La FNSEA et la FNB rebondissent par ailleurs sur les objectifs ambitieux annoncés dans le cadre du Green Deal. « À l’échelle européenne, les pays producteurs de viande bovine ont tout intérêt à adopter une posture d’ouverture vis-à-vis de ces grands principes, qui peuvent représenter une réelle opportunité », soulève Bruno Dufayet. À condition bien sûr que les produits importés hors des frontières communautaires remplissent aussi toutes les cases.
Sur le volet réglementaire, le chemin semble encore long avant l’inclusion systématique de réciprocité des normes de production. C'est une bataille culturelle à mener, impliquant une évolution des mentalités pour passer d'une approche "produit" à une approche raisonnée sur les modèles de production.
Face à la décapitalisation, la France est loin d’être un cas isolé
La fonte des cheptels, dont les effets se ressentent nettement depuis le début de l’année 2022, était à nouveau au cœur des échanges. En l’espace de six ans, la France a perdu 837 000 vaches allaitantes et laitières, et 27 % des exploitations de bovins ont disparu entre 2010 et 2020. « Paradoxalement, la consommation de bœuf est restée stable », pointe Bruno Dufayet, s’inquiétant de la forte progression des importations françaises. Chez nos voisins européens producteurs de viande bovine, venus témoigner, les mêmes préoccupations résonnent. En Belgique, Marianne Streel, présidente de la Fédération Wallonne de l’Agriculture (FWA), s’inquiète d’une accélération de la décapitalisation du cheptel bovin de l’ordre de 4,5 %, contre 2 % les années précédentes. En Irlande, le recul des systèmes bovins viande, qui découle en partie de la conversion en faveur de l’élevage laitier, se poursuit. « Établi à 1 million de têtes il y a cinq ans, le cheptel allaitant irlandais s’est stabilisé à 900 000 têtes, et le gouvernement prévoit même une réduction à 600 000 têtes dans les années à venir », fait savoir Brendan Golden, de l’IFA.

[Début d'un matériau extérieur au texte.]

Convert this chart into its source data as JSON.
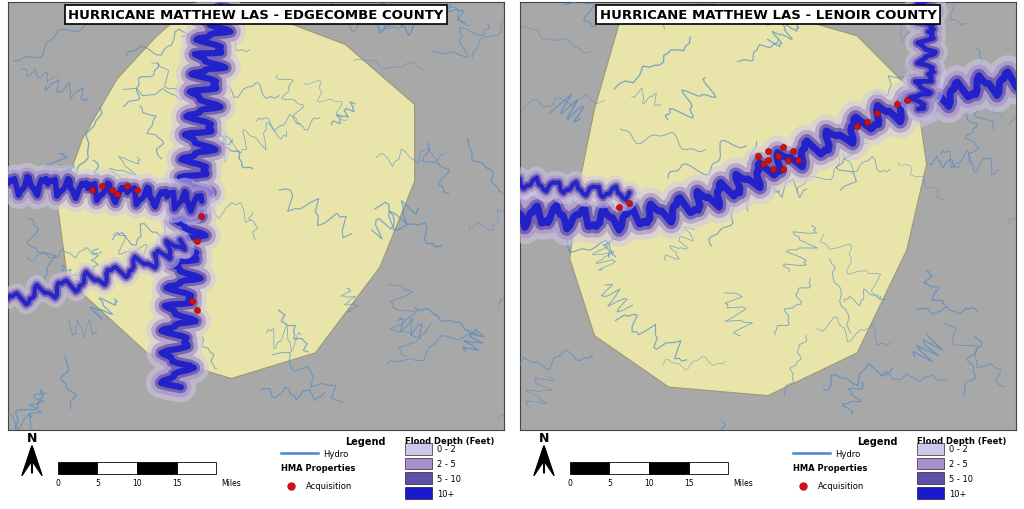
{
  "left_title": "HURRICANE MATTHEW LAS - EDGECOMBE COUNTY",
  "right_title": "HURRICANE MATTHEW LAS - LENOIR COUNTY",
  "map_bg": "#a8a8a8",
  "county_fill": "#e8e4aa",
  "county_edge": "#999977",
  "flood_colors": {
    "0_2": "#d0c8e8",
    "2_5": "#a890cc",
    "5_10": "#6050a8",
    "10plus": "#1a1acc"
  },
  "hydro_color": "#4488cc",
  "hydro_alpha": 0.75,
  "acquisition_color": "#cc1111",
  "legend_items": [
    "0 - 2",
    "2 - 5",
    "5 - 10",
    "10+"
  ],
  "legend_colors": [
    "#d0c8e8",
    "#a890cc",
    "#6050a8",
    "#1a1acc"
  ],
  "scale_label": "Miles",
  "title_fontsize": 9.5,
  "legend_fontsize": 7,
  "white": "#ffffff",
  "black": "#000000",
  "outer_white": "#ffffff"
}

En Pologne, la production de jeunes bovins recule désormais depuis deux ans, par manque de petits veaux à engraisser, le troupeau laitier se réduisant comme ailleurs dans l’UE. « En 2022, près de 250 000 veaux ont été importés. La demande des abattoirs est de plus en plus difficile à satisfaire », évoque Jerzy Wierzbicki, président de l’association polonaise des producteurs de bétail à viande. En Italie, ce sont 8 000 élevages de bovins viande qui ont cessé leur activité entre 2019 et 2021, d’après Franco Martini, président de l’organisation de producteurs Asprocarne Piemonte. Ce dernier alerte sur la disparition des petits élevages, au profit des plus grandes structures appartenant à des chaînes d’abattage.